I wait for a break in the conversation. “I take pills five times a day,” I tell her. I have a pill case I carry everywhere. I have to, or we don’t know what will happen.
I expect Hamosh to brush off my contribution to the pill conversation; we’re talking about her, her work, her clinic, not me. And instead, a pause, which is rare for Hamosh, and then: “I’m so sorry.”
I’m so used to people laughing at how many pills I have to take, or marveling at the size of my pill case. I’m used to people believing that I was going to die. And here I am, alive. People in my life don’t really acknowledge that we all thought I was going to die, except sometimes. And almost no one ever says to me, “I’m so sorry.”
I have been the zebra among my friends for so long that it is just how it is to be me, but here, this doctor who runs a clinical research institute almost 3,000 miles away from where I live is the person who makes me stop and realize that having a rare disease is terrible. It isn’t a cool, strange thing, even though my best friend got me a Don’t Talk To Me, My Mast Cells Are Degranulating T-shirt for Rare Disease Day, which, appropriately, falls every four years on February 29. That having a rare disease is a horrible burden to carry. It is an excruciatingly vulnerable way to live.
Searching OMIM and PhenoDB and GeneMatcher isn’t just about discovering new diseases. It’s based on the idea that at least one other human out there will have whatever disease you have, and with that can come so much: comfort, mutual recognition, new avenues for research. Through Hamosh’s work, zebras around the world can find one another. “If you have a label that no one else has, it leaves you with uncertainty,” Hamosh says. “But if you have one that other people share, from a prognostic perspective, that’s very powerful.”
Through Hamosh’s work, zebras around the world can find one another. “If you have a label that no one else has, it leaves you with uncertainty.
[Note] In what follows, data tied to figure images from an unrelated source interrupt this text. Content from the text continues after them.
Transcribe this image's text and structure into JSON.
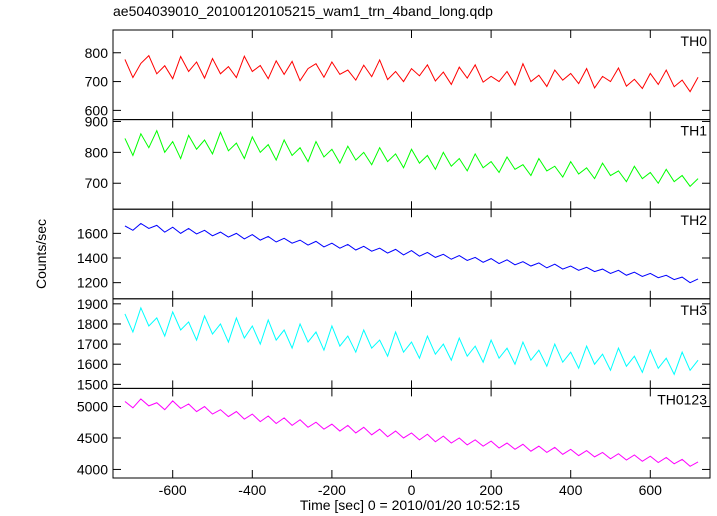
{
  "chart_data": {
    "type": "line",
    "title": "ae504039010_20100120105215_wam1_trn_4band_long.qdp",
    "x_label": "Time [sec] 0 = 2010/01/20 10:52:15",
    "y_label": "Counts/sec",
    "xlim": [
      -750,
      750
    ],
    "xticks": [
      -600,
      -400,
      -200,
      0,
      200,
      400,
      600
    ],
    "x": [
      -720,
      -700,
      -680,
      -660,
      -640,
      -620,
      -600,
      -580,
      -560,
      -540,
      -520,
      -500,
      -480,
      -460,
      -440,
      -420,
      -400,
      -380,
      -360,
      -340,
      -320,
      -300,
      -280,
      -260,
      -240,
      -220,
      -200,
      -180,
      -160,
      -140,
      -120,
      -100,
      -80,
      -60,
      -40,
      -20,
      0,
      20,
      40,
      60,
      80,
      100,
      120,
      140,
      160,
      180,
      200,
      220,
      240,
      260,
      280,
      300,
      320,
      340,
      360,
      380,
      400,
      420,
      440,
      460,
      480,
      500,
      520,
      540,
      560,
      580,
      600,
      620,
      640,
      660,
      680,
      700,
      720
    ],
    "series": [
      {
        "name": "TH0",
        "color": "#ff0000",
        "ylim": [
          568,
          879
        ],
        "yticks": [
          600,
          700,
          800
        ],
        "values": [
          777,
          714,
          763,
          790,
          727,
          755,
          710,
          787,
          735,
          768,
          712,
          780,
          727,
          752,
          714,
          788,
          735,
          756,
          710,
          772,
          725,
          770,
          703,
          745,
          762,
          715,
          768,
          725,
          740,
          705,
          757,
          717,
          775,
          707,
          735,
          700,
          745,
          720,
          758,
          702,
          733,
          690,
          750,
          712,
          758,
          698,
          718,
          700,
          735,
          688,
          762,
          700,
          722,
          683,
          740,
          705,
          728,
          693,
          745,
          678,
          718,
          700,
          747,
          684,
          708,
          676,
          728,
          690,
          740,
          682,
          705,
          665,
          715
        ]
      },
      {
        "name": "TH1",
        "color": "#00ff00",
        "ylim": [
          616,
          906
        ],
        "yticks": [
          700,
          800,
          900
        ],
        "values": [
          845,
          790,
          860,
          815,
          870,
          800,
          835,
          780,
          855,
          810,
          840,
          795,
          865,
          805,
          830,
          780,
          850,
          800,
          825,
          775,
          840,
          790,
          815,
          770,
          835,
          785,
          810,
          765,
          820,
          775,
          800,
          760,
          815,
          770,
          795,
          750,
          810,
          765,
          790,
          745,
          800,
          755,
          780,
          740,
          795,
          750,
          770,
          735,
          785,
          745,
          760,
          725,
          780,
          740,
          755,
          720,
          770,
          730,
          750,
          715,
          765,
          725,
          740,
          705,
          755,
          715,
          735,
          700,
          745,
          705,
          725,
          690,
          715
        ]
      },
      {
        "name": "TH2",
        "color": "#0000ff",
        "ylim": [
          1069,
          1796
        ],
        "yticks": [
          1200,
          1400,
          1600
        ],
        "values": [
          1660,
          1625,
          1680,
          1640,
          1665,
          1610,
          1650,
          1600,
          1640,
          1595,
          1625,
          1580,
          1610,
          1570,
          1600,
          1555,
          1590,
          1545,
          1575,
          1530,
          1560,
          1520,
          1545,
          1505,
          1535,
          1490,
          1520,
          1480,
          1510,
          1465,
          1495,
          1455,
          1480,
          1440,
          1470,
          1425,
          1460,
          1415,
          1445,
          1405,
          1430,
          1390,
          1420,
          1380,
          1405,
          1365,
          1395,
          1355,
          1385,
          1345,
          1370,
          1335,
          1360,
          1320,
          1350,
          1310,
          1335,
          1300,
          1325,
          1290,
          1310,
          1275,
          1300,
          1260,
          1285,
          1250,
          1275,
          1240,
          1260,
          1225,
          1245,
          1200,
          1230
        ]
      },
      {
        "name": "TH3",
        "color": "#00ffff",
        "ylim": [
          1480,
          1925
        ],
        "yticks": [
          1500,
          1600,
          1700,
          1800,
          1900
        ],
        "values": [
          1850,
          1760,
          1880,
          1790,
          1830,
          1740,
          1860,
          1770,
          1810,
          1720,
          1840,
          1750,
          1800,
          1710,
          1830,
          1730,
          1790,
          1700,
          1820,
          1720,
          1770,
          1680,
          1800,
          1710,
          1760,
          1670,
          1790,
          1690,
          1740,
          1660,
          1770,
          1680,
          1720,
          1640,
          1760,
          1660,
          1710,
          1630,
          1740,
          1650,
          1700,
          1620,
          1730,
          1640,
          1690,
          1610,
          1720,
          1630,
          1680,
          1600,
          1710,
          1620,
          1670,
          1590,
          1700,
          1610,
          1660,
          1580,
          1690,
          1600,
          1650,
          1570,
          1680,
          1590,
          1640,
          1560,
          1670,
          1580,
          1630,
          1550,
          1660,
          1570,
          1620
        ]
      },
      {
        "name": "TH0123",
        "color": "#ff00ff",
        "ylim": [
          3864,
          5288
        ],
        "yticks": [
          4000,
          4500,
          5000
        ],
        "values": [
          5080,
          4980,
          5120,
          5010,
          5060,
          4950,
          5090,
          4970,
          5040,
          4920,
          5000,
          4880,
          4950,
          4840,
          4920,
          4800,
          4880,
          4760,
          4850,
          4730,
          4820,
          4700,
          4790,
          4670,
          4750,
          4640,
          4720,
          4610,
          4700,
          4580,
          4670,
          4550,
          4640,
          4520,
          4610,
          4500,
          4580,
          4470,
          4560,
          4440,
          4530,
          4420,
          4500,
          4390,
          4470,
          4370,
          4450,
          4340,
          4420,
          4320,
          4400,
          4290,
          4370,
          4270,
          4350,
          4240,
          4320,
          4220,
          4300,
          4200,
          4270,
          4170,
          4250,
          4150,
          4230,
          4130,
          4210,
          4110,
          4190,
          4090,
          4160,
          4050,
          4120
        ]
      }
    ]
  }
}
But if you have one that other people share, from a prognostic perspective, that’s very powerful.”
Hamosh’s compassion for her patients and her zeal for research extend to the next generation of geneticists. She’s a professor of pediatric genetics at the Johns Hopkins University School of Medicine, where she’s been a faculty member since 1992. Nara Sobreira is a physician who has worked with Hamosh at the institute for the last eight years, ever since she came to do a quick rotation with Hamosh and never left. “I cannot say what she did supporting me through this time emotionally, helping me forward, understanding when I could not do something, just being there and saying, ‘You will do it; you can do it.’ She calls me her daughter,” Sobreira says. “I see her trying to help everyone, from the patients to the people who work with her.”
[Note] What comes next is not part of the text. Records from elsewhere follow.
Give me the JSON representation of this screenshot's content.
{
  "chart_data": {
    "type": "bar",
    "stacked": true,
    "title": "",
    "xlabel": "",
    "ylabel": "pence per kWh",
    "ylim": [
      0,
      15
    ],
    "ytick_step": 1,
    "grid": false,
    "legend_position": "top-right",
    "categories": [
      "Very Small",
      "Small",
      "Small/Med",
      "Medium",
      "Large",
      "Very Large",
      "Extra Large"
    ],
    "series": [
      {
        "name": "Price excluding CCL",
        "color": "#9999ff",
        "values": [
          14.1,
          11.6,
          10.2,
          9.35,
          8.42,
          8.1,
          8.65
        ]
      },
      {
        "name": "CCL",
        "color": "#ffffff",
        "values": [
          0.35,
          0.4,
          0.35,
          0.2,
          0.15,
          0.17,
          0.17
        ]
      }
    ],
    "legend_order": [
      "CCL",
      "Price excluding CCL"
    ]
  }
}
There are, in Hamosh’s research, even rarer zebras than people like me. Between 5 and 6 percent of those tested through the Baylor-Hopkins Center have “two or more rare, single-gene Mendelian disorders, which is why it couldn’t be figured out,” Hamosh says. Hamosh will look for something that might tie these disparate diseases together, but just as people may have both hypertension and arthritis, patients can have multiple extremely rare genetic conditions simultaneously. “Bad luck happens,” she says.
This doesn’t deter her. “I think all good health care is individualized,” Hamosh says. A doctor takes care of individuals, and every individual is unique. “Even if you’re the gallbladder in room 57, you’re a person with a family, and a social construct, and a social history,” Hamosh says.
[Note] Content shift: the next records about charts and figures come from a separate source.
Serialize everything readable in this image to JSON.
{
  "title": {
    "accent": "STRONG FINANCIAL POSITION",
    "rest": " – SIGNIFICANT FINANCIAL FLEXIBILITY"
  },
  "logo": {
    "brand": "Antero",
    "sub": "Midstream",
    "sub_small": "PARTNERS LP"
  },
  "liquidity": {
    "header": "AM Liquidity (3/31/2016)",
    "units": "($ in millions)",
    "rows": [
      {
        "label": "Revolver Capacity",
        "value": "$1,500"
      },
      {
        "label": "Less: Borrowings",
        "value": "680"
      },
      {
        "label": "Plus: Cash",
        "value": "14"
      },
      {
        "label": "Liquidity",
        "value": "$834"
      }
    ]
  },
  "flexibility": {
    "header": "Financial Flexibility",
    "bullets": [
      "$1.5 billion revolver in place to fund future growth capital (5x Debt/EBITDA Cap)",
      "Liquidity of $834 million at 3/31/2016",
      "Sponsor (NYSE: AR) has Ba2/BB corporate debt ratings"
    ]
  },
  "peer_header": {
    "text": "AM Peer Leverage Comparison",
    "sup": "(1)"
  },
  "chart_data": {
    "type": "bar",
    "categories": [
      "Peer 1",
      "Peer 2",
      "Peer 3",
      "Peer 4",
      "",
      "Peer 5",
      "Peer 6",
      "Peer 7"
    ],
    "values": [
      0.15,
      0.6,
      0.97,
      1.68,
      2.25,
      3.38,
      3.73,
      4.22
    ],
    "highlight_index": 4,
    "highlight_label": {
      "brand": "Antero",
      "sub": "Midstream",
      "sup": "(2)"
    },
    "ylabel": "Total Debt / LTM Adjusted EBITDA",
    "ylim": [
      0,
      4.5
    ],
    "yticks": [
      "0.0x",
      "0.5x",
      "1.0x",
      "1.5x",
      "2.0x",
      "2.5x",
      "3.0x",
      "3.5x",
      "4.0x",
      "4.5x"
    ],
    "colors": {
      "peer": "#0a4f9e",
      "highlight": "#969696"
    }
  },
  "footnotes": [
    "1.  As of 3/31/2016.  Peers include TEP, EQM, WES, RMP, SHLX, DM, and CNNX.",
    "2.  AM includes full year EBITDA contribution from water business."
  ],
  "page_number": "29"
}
Even more, “we’re unique over time,” she points out—something that is so often lost in diagnostic maps and ruling-out processes and the desire, on so many people’s parts, to have the problem be a simple and easily treatable horse. But that uniqueness is part of what draws Hamosh here and what keeps her in the clinic and on call, even as research demands attention and so many genes need to be looked at. She tells me about one patient whom she’s admitted 20 times. “People would say to me, ‘Aren’t you tired of admitting this patient?’ —but every time, she comes in with something different.” Hamosh is ready for zebras. And all their stripes.